Creative Approaches to Small Screens

Over recent months, I’ve delved into creative uses of well-supported CSS properties to push web design towards more distinctive and memorable creations. A comment from Phillip Bagleg highlighted an important point:

“Andy’s guides are interesting, but often impractical in real life. There’s little guidance on how magazine-style design works in a responsive setting.”

Phillip makes a valid point. Let’s address the misconception that editorial-style web design is impractical on small screens.

Patty Meltt, a rising country music star, needed a website to launch her new album and tour. She wanted it to be unique and memorable, so she turned to Stuff & Nonsense. Although Patty isn’t real, the challenges of designing such sites are.

On mobile, users can lose context and struggle to identify where sections begin or end. Effective small-screen design can orient them through various techniques.

When space is limited, designers often collapse layouts into a single column. While this aids readability, it can harm the user experience by eliminating hierarchy, creating monotony, and turning pages into endless content feeds.

Desktop layouts provide visual cues, guiding users through rhythm and structure, which are integral to visual storytelling. However, these cues often vanish on small screens. Without complex columns, how can we design cues that help readers feel oriented and engaged? One solution is to stop viewing content as a single column and instead treat each section as a distinct composition, guiding readers through the story.

Even in narrow columns, you can add variety by designing content as a series of distinct moments, each with unique behaviors and styles. Use alternative compositions, sizes, patterns, and scrolling to create experiences and tell stories, even with limited space.

Horizontal scrolling can break vertical monotony, giving sections their own rhythm and keeping related content together.

For Patty’s discography, I used a modular grid for her album covers, easily achieved with my modular grid generator. But on small screens, a horizontal scrolling element is more practical, giving grouped content its own stage like a magazine spread.

I defined the modular grid’s parent as a container and added grid styles for the layout. Instead of collapsing grid modules into a single column on small screens, I used a container query to arrange the album covers horizontally, allowing users to scroll across them.

Last time, I explained using shape-outside to create the illusion of text flowing around both sides of an image, a common magazine effect rarely seen online. Desktop displays have space, but smaller ones pose a challenge. Instead of removing shape-outside, I placed it in a horizontally scrolling component, with some content off-canvas.

My content is split between two divisions, each with half the image floating, creating the illusion of a central image. I used a container query to determine when the layout should switch from static to scrolling.

Spreading content across two equal-width divisions, I used grid column properties for all screen sizes. When below 48rem, I altered column widths, making some of the right-hand column’s content visible, hinting at more to see and encouraging scrolling.

At a larger scale, entire sections can become scrollable mini magazine spreads. Instead of flattening everything into one column, sections can behave like self-contained mini spreads.
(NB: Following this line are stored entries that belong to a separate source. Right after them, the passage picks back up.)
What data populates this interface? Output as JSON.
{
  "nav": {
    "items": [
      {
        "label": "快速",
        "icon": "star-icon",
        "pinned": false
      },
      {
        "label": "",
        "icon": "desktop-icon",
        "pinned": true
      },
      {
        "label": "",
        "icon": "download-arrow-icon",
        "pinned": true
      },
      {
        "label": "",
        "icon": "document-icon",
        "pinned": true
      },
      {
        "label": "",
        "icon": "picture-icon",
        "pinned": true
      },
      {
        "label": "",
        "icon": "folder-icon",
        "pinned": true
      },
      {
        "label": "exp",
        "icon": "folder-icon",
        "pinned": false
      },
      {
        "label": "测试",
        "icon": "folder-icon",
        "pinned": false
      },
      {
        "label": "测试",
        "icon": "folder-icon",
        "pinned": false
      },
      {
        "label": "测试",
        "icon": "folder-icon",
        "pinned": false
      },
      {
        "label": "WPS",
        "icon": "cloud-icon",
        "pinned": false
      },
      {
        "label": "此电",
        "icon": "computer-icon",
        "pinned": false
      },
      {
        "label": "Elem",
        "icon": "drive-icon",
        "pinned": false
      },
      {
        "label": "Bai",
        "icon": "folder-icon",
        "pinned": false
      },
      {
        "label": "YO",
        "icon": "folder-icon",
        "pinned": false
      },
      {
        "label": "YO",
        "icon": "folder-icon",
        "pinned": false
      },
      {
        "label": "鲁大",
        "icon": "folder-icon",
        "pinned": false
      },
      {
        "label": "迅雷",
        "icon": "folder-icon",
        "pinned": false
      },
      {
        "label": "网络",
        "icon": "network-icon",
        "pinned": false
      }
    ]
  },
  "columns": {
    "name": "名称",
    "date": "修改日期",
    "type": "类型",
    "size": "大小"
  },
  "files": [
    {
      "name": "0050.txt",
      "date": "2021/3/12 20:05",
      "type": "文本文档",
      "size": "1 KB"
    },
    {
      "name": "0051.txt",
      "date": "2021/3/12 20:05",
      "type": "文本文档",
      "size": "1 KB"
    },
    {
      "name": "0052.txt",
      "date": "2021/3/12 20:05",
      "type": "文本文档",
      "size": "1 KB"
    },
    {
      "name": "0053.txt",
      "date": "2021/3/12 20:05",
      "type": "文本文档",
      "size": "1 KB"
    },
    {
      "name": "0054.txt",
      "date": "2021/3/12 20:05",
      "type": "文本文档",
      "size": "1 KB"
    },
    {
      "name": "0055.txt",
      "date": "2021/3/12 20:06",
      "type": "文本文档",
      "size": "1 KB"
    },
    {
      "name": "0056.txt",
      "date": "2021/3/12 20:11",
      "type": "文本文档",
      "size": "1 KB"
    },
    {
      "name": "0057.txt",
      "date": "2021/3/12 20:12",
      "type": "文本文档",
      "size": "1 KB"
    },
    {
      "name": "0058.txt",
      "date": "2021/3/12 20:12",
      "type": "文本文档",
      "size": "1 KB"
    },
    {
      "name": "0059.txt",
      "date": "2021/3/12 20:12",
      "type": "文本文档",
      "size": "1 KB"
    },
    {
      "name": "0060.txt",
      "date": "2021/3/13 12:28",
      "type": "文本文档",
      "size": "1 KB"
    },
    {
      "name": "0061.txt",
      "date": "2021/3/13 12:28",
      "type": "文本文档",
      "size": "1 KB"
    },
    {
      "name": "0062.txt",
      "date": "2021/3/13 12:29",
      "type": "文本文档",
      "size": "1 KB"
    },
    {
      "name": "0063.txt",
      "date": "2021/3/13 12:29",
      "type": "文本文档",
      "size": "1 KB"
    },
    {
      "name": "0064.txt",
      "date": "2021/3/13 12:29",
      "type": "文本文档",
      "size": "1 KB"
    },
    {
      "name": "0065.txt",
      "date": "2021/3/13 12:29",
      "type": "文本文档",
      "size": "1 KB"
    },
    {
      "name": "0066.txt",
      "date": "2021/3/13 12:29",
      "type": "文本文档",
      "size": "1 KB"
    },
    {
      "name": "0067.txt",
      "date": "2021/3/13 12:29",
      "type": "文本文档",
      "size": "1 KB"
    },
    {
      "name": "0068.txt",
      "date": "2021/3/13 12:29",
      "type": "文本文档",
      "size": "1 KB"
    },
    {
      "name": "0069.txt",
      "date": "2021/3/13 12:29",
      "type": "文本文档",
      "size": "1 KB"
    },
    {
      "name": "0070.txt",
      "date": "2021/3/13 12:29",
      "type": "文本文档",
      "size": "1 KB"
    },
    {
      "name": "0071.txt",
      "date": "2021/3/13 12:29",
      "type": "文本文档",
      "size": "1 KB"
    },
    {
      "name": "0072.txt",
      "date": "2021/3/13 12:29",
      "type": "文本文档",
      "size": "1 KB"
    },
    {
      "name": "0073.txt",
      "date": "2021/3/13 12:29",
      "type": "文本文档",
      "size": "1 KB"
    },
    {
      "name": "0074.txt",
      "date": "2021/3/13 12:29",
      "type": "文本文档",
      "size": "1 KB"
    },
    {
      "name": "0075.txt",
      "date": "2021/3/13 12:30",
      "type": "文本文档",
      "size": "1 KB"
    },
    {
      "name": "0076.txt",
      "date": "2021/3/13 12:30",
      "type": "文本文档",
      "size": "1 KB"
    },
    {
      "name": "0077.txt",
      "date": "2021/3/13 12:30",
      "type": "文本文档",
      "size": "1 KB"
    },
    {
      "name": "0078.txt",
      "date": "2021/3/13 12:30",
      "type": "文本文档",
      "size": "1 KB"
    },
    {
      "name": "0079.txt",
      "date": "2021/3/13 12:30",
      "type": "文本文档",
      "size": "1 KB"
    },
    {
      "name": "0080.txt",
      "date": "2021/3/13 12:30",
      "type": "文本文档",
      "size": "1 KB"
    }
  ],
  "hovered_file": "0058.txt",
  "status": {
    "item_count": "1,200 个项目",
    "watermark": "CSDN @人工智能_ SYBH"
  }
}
My final shape-outside example flowed text between photomontages, with parts of images escaping containers, creating depth and an editorial feel. On smaller screens, I used a container query to transform the layout.

I added a section as a parent to reference its width for layout changes, introducing a horizontal Flexbox layout below 48rem. I used container query units for flexible column widths, with each element snapping into place as someone swipes sideways. This rearranges elements, slowing reading speed by making each swipe intentional.

To prevent image distortion, I applied auto-height with object-fit. I used the Flexbox order property to place the second image at the end of the sequence.

Mini-spreads add movement and rhythm, but orientation offers another way to shift perspective. A simple rotation can cue a new composition.

When a phone rotates, it can cue a new layout. Instead of stretching a single-column design, recompose it entirely, making landscape orientation feel fresh.

Turning a phone sideways is an opportunity to recompose a layout. When Patty’s fans rotate their phones, I want to use the extra width for a different experience, adding columns in a media query for landscape orientation.

On Patty Meltt’s biography page, text flows around a polygon clip-path over a faux background image. This image is inline, floated, and width set to 100%. I added shape-outside with polygon coordinates and a shape-margin, wrapped in a query detecting landscape orientation.

These properties don’t apply in portrait mode.

Small screens require deliberate design, preserving personality when space is limited. Editorial-style design works in a responsive environment by thinking differently about content flexing, shifting, and scrolling, responding not just to devices, but to how they’re held.